In clinical studies, no relevant differences in exposure, safety or efficacy were observed between patients with mild hepatic impairment (Child-Pugh A) and normal hepatic function. No dose adjustment is required in patients with mild hepatic impairment. Since only limited data are available for patients with moderate hepatic impairment (Child Pugh B) and since regorafenib has not been studied in patients with severe hepatic impairment (Child Pugh C), no dose recommendation can be provided. Close monitoring of overall safety is recommended in these patients (see sections 4.4 and 5.2).

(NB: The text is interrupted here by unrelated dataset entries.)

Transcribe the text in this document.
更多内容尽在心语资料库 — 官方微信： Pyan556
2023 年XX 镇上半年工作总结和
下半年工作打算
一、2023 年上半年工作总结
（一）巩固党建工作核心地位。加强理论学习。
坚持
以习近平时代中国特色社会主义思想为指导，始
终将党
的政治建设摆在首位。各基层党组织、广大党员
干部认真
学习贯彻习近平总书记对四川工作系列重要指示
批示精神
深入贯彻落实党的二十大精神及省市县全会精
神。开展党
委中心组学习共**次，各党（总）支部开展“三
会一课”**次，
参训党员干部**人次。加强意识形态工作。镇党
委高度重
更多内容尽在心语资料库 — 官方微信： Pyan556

Stivarga is not recommended for use in patients with severe hepatic impairment (Child-Pugh C) as Stivarga has not been studied in this population.
Renal impairment
In clinical studies, no relevant differences in exposure, safety or efficacy were observed between patients with mild renal impairment (estimated Glomerular Filtration Rate [eGFR] 60-89 mL/min/1.73m2) and patients with normal renal function. Limited pharmacokinetic data indicate no difference in exposure in patients with moderate renal impairment (eGFR 30-59 mL/min/1.73m2). No dose adjustment is required in patients with mild or moderate renal impairment (see also section 5.2).No clinical data are available in patients with severe renal impairment (eGFR <30 mL/min/1.73m2).
Elderly population
In clinical studies, no relevant differences in exposure, safety or efficacy were observed between elderly (aged 65 years and above) and younger patients. There is only limited information for patients older than 75 years (see also section 5.2).
Gender
In clinical studies, no relevant differences in exposure, safety or efficacy were observed between male and female patients. No dose adjustment is necessary based on gender (see also section 5.2).
Ethnic differences
In clinical studies, no relevant differences in exposure, safety or efficacy were observed between patients of different ethnic groups. No dose adjustment is necessary based on ethnicity (see section 5.2). There is limited data on regorafenib in patients of Black race.
Paediatric population
There is no relevant use of Stivarga in the paediatric population in the indication of metastatic colorectal cancer.
Method of administration
Stivarga is for oral use.
Stivarga should be taken at the same time each day. The tablets should be swallowed whole with water after a light meal that contains less than 30% fat. An example of a light (low-fat) meal would include 1 portion of cereal (about 30 g), 1 glass of skimmed milk, 1 slice of toast with jam, 1 glass of apple juice, and 1 cup of coffee or tea (520 calories, 2 g fat).